First the brûlée part — we have a disappearing and dysfunctional retro market, with what little capacity there is left trying to charge silly prices for much reduced coverage. Consequently buyers aren’t buying as much and are choosing to write less and retain more as an alternative.
The few players with remaining capacity are doing the old classic of saving it for later in the year and plenty of buyers are bringing purchases forward. Signs have been reported of there having been a knock-on effect in stressed cat risks all over the world, but perhaps it is too soon to say.
What we do know is that for calculated risk takers right now US Cat is where all the money is to be made for the brave soul who sticks his head above the parapet. And you’ve got all the ingredients for success. Risk aversion from incumbents, increased demand from buyers (at a fair price, of course) and an imminent perceived threat in the shape of a dire summer storm forecast — where is Cuthbert Heath when you need him?

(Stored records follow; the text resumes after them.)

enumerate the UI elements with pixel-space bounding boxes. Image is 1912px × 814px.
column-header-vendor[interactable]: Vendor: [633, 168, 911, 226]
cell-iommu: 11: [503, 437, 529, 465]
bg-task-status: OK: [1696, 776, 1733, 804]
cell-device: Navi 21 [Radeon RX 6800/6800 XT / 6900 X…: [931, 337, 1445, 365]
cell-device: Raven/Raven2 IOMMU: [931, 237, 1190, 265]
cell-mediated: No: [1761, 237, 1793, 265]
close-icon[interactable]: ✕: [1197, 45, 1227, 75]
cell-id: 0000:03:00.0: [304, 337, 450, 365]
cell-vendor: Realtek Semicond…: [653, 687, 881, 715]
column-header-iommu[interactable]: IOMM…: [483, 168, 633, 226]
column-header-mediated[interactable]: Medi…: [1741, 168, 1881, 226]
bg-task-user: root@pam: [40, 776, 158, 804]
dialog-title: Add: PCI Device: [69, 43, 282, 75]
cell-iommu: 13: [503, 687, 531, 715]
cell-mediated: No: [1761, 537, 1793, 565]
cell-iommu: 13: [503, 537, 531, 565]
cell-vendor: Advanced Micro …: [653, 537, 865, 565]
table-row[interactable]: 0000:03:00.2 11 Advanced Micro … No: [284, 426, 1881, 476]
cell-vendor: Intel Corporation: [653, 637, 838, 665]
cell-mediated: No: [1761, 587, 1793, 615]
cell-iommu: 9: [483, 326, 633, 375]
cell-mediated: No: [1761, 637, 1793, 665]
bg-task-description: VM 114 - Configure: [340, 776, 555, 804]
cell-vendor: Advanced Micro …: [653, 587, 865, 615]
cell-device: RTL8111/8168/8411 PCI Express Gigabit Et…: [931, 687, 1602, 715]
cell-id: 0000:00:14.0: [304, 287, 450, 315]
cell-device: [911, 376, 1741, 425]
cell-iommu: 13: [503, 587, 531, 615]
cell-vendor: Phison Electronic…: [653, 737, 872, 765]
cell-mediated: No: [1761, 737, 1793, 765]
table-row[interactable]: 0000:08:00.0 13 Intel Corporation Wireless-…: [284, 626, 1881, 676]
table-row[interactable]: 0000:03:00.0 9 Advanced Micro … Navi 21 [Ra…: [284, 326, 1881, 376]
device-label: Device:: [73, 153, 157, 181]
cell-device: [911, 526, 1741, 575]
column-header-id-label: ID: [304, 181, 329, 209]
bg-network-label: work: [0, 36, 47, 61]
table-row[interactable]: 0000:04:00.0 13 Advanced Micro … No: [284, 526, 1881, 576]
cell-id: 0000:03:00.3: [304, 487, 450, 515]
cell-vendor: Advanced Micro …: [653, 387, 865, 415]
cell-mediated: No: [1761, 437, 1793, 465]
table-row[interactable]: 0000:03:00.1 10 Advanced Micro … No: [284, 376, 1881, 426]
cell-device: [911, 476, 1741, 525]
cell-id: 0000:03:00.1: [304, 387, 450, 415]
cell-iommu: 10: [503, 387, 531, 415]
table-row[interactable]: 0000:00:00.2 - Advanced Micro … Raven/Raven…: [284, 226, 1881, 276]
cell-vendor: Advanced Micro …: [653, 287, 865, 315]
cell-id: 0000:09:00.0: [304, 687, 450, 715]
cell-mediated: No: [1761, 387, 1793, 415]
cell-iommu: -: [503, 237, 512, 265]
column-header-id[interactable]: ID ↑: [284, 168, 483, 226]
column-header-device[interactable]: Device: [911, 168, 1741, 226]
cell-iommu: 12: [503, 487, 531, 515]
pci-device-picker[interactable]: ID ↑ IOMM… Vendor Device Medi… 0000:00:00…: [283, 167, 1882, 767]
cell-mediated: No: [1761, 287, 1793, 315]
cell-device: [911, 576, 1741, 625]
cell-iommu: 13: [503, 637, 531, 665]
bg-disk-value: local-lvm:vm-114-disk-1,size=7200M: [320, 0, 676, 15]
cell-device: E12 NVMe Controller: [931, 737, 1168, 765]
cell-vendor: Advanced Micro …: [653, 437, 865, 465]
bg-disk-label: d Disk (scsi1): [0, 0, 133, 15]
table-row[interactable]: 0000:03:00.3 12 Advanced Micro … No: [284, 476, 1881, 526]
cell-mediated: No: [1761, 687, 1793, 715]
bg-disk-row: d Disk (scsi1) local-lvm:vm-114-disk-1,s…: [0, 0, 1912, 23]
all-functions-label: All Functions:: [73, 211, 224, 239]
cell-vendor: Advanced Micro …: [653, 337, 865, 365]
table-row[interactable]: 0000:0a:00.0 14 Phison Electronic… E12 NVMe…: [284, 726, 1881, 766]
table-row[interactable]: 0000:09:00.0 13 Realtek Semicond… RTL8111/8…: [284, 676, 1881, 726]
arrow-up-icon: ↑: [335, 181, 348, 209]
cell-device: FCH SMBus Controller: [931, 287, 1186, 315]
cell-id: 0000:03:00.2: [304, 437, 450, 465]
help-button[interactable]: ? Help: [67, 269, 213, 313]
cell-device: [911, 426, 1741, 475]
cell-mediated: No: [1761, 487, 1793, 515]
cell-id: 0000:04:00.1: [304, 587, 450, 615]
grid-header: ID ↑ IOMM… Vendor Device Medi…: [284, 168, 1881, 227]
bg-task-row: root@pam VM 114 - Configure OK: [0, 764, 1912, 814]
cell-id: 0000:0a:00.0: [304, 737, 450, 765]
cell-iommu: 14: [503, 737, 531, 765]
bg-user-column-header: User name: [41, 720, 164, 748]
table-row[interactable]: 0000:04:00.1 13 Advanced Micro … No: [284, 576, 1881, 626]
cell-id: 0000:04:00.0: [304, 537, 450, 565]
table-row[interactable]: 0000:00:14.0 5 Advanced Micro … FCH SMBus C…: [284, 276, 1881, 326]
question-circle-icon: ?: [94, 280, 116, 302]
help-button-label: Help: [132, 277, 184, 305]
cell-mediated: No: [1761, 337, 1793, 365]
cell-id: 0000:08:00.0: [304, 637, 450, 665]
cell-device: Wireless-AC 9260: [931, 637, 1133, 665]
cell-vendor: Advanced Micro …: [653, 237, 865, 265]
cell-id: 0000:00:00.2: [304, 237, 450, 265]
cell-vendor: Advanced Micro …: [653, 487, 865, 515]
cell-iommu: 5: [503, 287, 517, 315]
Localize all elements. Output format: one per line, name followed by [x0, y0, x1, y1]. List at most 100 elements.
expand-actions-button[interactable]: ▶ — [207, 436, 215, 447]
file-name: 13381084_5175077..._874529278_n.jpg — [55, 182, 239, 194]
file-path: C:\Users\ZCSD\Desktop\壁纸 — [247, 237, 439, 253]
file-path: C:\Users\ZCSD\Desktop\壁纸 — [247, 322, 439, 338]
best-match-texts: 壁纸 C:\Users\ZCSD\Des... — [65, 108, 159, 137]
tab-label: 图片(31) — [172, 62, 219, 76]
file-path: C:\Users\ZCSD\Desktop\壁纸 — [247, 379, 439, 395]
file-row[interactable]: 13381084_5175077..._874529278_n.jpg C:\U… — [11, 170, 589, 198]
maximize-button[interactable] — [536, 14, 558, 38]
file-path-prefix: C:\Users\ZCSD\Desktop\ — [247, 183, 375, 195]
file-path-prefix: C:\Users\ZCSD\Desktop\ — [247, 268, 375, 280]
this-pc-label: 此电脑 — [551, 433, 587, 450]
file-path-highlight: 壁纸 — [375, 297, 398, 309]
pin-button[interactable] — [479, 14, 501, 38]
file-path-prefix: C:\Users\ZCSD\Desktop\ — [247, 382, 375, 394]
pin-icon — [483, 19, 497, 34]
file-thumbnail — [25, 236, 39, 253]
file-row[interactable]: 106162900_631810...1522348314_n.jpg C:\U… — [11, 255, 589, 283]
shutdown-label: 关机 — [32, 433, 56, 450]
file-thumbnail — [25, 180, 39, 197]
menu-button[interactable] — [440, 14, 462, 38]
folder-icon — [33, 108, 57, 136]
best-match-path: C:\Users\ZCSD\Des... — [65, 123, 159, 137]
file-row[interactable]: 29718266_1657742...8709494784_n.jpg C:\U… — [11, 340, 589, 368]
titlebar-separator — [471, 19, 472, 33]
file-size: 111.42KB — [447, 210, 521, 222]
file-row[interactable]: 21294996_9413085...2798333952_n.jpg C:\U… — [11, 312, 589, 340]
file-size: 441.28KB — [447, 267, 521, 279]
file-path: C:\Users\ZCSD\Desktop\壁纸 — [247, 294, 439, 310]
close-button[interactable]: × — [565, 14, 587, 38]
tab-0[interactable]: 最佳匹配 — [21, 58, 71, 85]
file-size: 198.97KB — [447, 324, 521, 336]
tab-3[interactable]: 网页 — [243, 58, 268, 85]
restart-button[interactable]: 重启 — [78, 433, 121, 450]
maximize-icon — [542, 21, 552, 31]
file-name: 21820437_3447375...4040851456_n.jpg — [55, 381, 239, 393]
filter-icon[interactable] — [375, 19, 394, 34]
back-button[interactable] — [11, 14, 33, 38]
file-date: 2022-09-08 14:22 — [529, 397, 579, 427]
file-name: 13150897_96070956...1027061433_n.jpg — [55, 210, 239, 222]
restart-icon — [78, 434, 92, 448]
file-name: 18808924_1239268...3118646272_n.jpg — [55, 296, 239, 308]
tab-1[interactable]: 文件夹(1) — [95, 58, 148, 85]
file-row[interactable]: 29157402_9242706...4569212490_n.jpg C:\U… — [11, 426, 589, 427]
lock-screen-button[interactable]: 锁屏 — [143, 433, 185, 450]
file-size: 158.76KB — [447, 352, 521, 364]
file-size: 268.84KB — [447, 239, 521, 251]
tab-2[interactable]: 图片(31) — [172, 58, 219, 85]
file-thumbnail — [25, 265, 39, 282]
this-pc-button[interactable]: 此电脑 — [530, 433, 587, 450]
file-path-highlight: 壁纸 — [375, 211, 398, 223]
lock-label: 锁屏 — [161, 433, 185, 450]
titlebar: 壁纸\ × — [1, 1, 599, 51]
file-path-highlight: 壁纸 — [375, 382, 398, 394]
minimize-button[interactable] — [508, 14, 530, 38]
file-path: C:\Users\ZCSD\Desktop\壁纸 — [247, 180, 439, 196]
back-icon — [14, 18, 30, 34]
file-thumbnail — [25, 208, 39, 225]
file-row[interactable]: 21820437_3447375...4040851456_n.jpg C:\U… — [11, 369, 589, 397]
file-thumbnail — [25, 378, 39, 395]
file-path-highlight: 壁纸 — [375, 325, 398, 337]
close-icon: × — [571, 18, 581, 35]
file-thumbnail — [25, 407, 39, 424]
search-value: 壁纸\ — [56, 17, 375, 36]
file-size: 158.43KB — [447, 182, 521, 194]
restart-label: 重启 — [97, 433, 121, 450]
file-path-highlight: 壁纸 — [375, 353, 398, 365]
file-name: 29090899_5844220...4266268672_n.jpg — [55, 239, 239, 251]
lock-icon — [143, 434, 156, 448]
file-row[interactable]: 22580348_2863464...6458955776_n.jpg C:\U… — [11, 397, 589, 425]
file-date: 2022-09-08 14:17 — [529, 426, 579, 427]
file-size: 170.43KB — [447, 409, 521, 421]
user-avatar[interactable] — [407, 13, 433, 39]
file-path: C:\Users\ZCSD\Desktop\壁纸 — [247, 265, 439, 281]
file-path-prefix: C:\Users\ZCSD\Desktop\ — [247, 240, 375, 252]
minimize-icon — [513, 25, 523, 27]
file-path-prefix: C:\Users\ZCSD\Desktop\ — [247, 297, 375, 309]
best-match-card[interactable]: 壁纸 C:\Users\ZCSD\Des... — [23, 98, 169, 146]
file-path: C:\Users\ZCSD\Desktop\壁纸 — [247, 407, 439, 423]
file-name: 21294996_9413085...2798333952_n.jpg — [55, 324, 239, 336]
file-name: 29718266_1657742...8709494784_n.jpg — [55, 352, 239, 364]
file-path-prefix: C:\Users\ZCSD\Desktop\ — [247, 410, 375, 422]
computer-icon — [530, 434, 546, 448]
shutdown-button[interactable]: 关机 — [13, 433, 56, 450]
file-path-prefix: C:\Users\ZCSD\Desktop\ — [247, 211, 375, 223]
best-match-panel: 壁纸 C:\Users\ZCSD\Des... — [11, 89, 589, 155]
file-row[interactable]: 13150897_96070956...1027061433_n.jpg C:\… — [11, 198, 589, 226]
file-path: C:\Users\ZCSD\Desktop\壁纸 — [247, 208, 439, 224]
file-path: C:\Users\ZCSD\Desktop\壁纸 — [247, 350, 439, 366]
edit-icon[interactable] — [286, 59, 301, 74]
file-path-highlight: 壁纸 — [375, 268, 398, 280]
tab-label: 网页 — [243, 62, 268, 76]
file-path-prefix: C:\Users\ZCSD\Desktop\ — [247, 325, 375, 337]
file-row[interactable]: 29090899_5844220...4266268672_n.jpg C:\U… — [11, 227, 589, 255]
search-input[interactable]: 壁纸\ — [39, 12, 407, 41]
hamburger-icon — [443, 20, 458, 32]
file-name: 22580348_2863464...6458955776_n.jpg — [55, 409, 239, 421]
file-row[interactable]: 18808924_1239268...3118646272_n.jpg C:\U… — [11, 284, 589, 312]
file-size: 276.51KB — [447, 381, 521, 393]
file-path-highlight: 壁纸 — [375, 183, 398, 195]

Well, out of all the results announcements, Partner Re seemed to be the only firm that hinted it might be tempted to have a go at taking on more of these exposures rather than less — so why not get your broker to give them a call and find out what they have in mind?
But now back to the soft custardy underbelly of our favourite French dessert — here everything is going mushy fast. The most interesting feature of the 1st quarter results is the major uptick in investment returns from rising global bond yields and excellent equity market performance. And what’s more, apart from a blip from Everest, the Katrina, Rita and Wilma reserves seem to be holding rock solid and underlying loss ratios are still benign.
Anyone can see that this means that the worldwide soft market in non stressed cat business is only going to accelerate from here. Compared to this no wonder the Gulf of Mexico is starting to look tempting. There is obviously still room for more players here — it just remains to be seen if any more capital providers will want to play now that bond yields are heading north.
You pays your money and you takes your chances.